Memory Size Reduction. Fig. 6(6) compares the voxel grid data size of our proposed SpNeRF with the original VQRF. SpNeRF achieves an average memory size reduction of $21.07\times$ compared to VQRF. This significant reduction in memory footprint is primarily attributed to the online sparse voxel grid decoding technique, which eliminates the necessity of restoring the full voxel grid data.

PSNR Performance. Fig. 6(6) illustrates the PSNR results for VQRF, SpNeRF before bitmap masking, and SpNeRF after bitmap masking. Higher PSNR values indicate better image quality. The results demonstrate that our SpNeRF, with bitmap masking applied, maintains PSNR levels comparable to VQRF while simultaneously achieving substantial memory reduction. This indicates that the proposed method effectively preserves image quality despite the significant decrease in memory usage.

Performance. Fig. 8 shows the normalized speedup and energy efficiency compared with edge devices and Table II gives the comparison between our design and previous works. The results indicate that SpNeRF achieves great advances in both speedup and energy efficiency. In comparison, SpNeRF achieves $52.4\times\sim 157.1\times$ speedup compared with XNX and $34.9\times\sim 112.2\times$ speedup compared with ONX. This improvement is attributed to hash mapping adopted in preprocessing and online decoding, eliminating the need for frequent off-chip memory access.

Area. Fig. 9(9) illustrates the area breakdown of our SpNeRF accelerator, while Table II presents the total area and area efficiency of our design. In the area breakdown, the MLP buffer accounts for 58 KB SRAM (comprising input buffer, output buffer, and weight buffer), and the SGPU contains 571 KB SRAM. Notably, in our design, on-chip SRAM occupies only a small fraction of the overall area. This contrasts with other designs, where on-chip SRAM typically dominates the chip area. The results demonstrate that the memory reduction achieved through online sparse voxel grid decoding effectively minimizes on-chip SRAM size, leading to superior area efficiency of $2.67\times$ to $3.04\times$ compared to previous works.

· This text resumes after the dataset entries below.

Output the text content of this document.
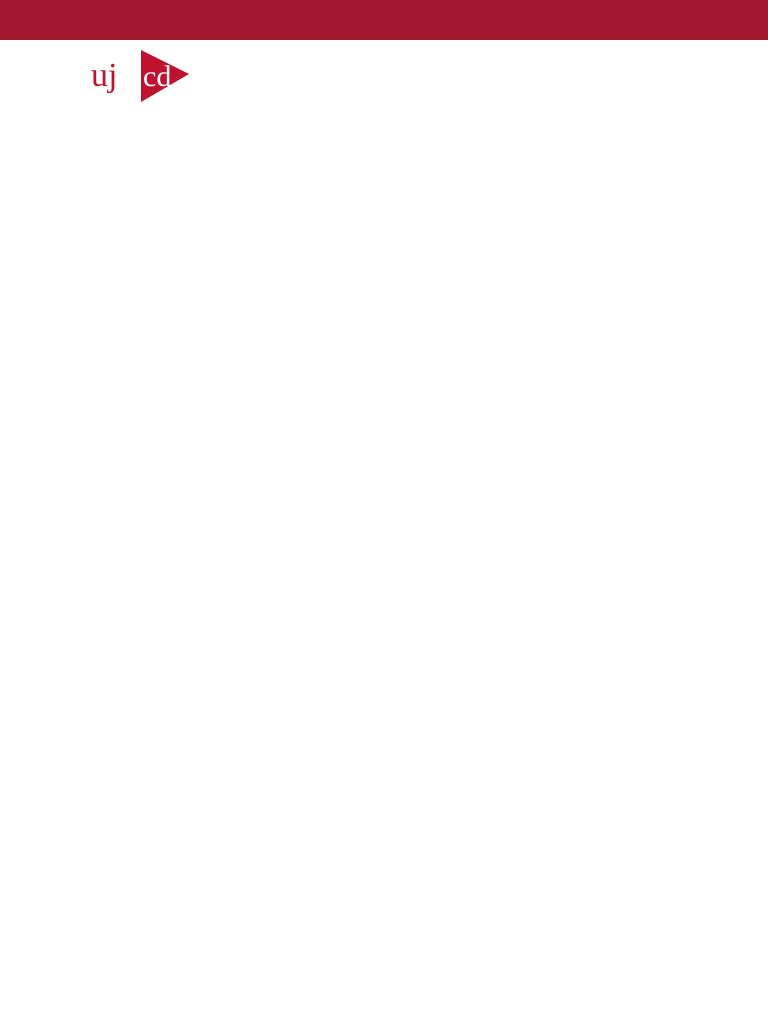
uj cd
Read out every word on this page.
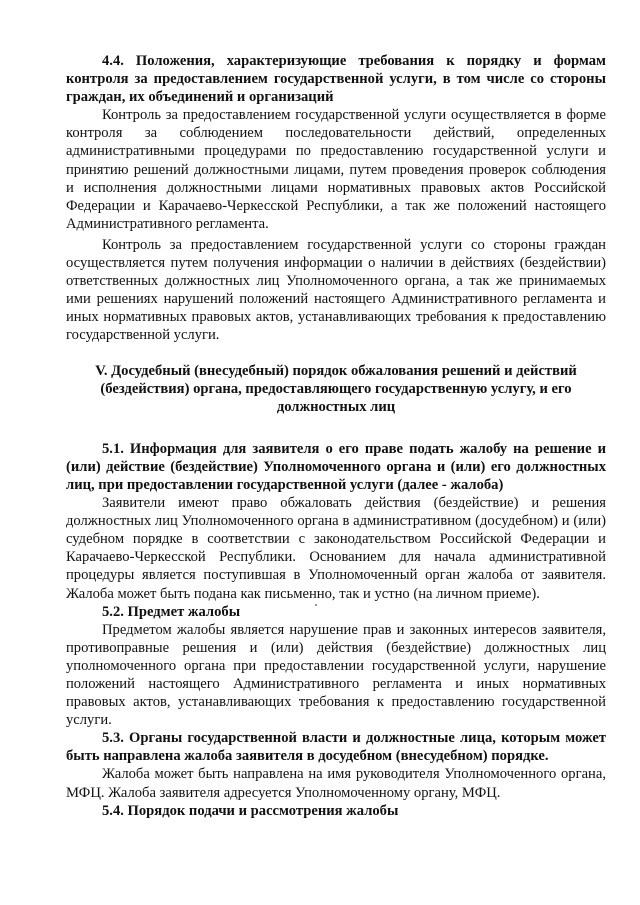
4.4. Положения, характеризующие требования к порядку и формам контроля за предоставлением государственной услуги, в том числе со стороны граждан, их объединений и организаций

Контроль за предоставлением государственной услуги осуществляется в форме контроля за соблюдением последовательности действий, определенных административными процедурами по предоставлению государственной услуги и принятию решений должностными лицами, путем проведения проверок соблюдения и исполнения должностными лицами нормативных правовых актов Российской Федерации и Карачаево-Черкесской Республики, а так же положений настоящего Административного регламента.

Контроль за предоставлением государственной услуги со стороны граждан осуществляется путем получения информации о наличии в действиях (бездействии) ответственных должностных лиц Уполномоченного органа, а так же принимаемых ими решениях нарушений положений настоящего Административного регламента и иных нормативных правовых актов, устанавливающих требования к предоставлению государственной услуги.

V. Досудебный (внесудебный) порядок обжалования решений и действий (бездействия) органа, предоставляющего государственную услугу, и его должностных лиц

5.1. Информация для заявителя о его праве подать жалобу на решение и (или) действие (бездействие) Уполномоченного органа и (или) его должностных лиц, при предоставлении государственной услуги (далее - жалоба)

Заявители имеют право обжаловать действия (бездействие) и решения должностных лиц Уполномоченного органа в административном (досудебном) и (или) судебном порядке в соответствии с законодательством Российской Федерации и Карачаево-Черкесской Республики. Основанием для начала административной процедуры является поступившая в Уполномоченный орган жалоба от заявителя. Жалоба может быть подана как письменно, так и устно (на личном приеме).

5.2. Предмет жалобы

Предметом жалобы является нарушение прав и законных интересов заявителя, противоправные решения и (или) действия (бездействие) должностных лиц уполномоченного органа при предоставлении государственной услуги, нарушение положений настоящего Административного регламента и иных нормативных правовых актов, устанавливающих требования к предоставлению государственной услуги.

5.3. Органы государственной власти и должностные лица, которым может быть направлена жалоба заявителя в досудебном (внесудебном) порядке.

Жалоба может быть направлена на имя руководителя Уполномоченного органа, МФЦ. Жалоба заявителя адресуется Уполномоченному органу, МФЦ.

5.4. Порядок подачи и рассмотрения жалобы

Power. Fig. 9(9) depicts the power breakdown of our SpNeRF accelerator and Table II provides the total power and power efficiency of our design. The power breakdown reveals that the systolic array accounts for the dominant portion of overall power consumption in our design, contrasting with previous studies where on-chip SRAM was the primary power consumer. Our approach achieves a $4\times$ to $4.37\times$ improvement over previous works. When comparing with XNX and ONX, as shown in Fig.8(8), SpNeRF achieves $346.4\times\sim 1030.9\times$ and $288.7\times\sim 937.2\times$ energy efficiency improvement, respectively. This advantage comes from two key factors: First, our design minimizes on-chip SRAM size, which has been observed to be a dominant contributor to power consumption in previous works. Second, our design fully leverages voxel grid sparsity, significantly reducing off-chip memory access, another major source of power consumption.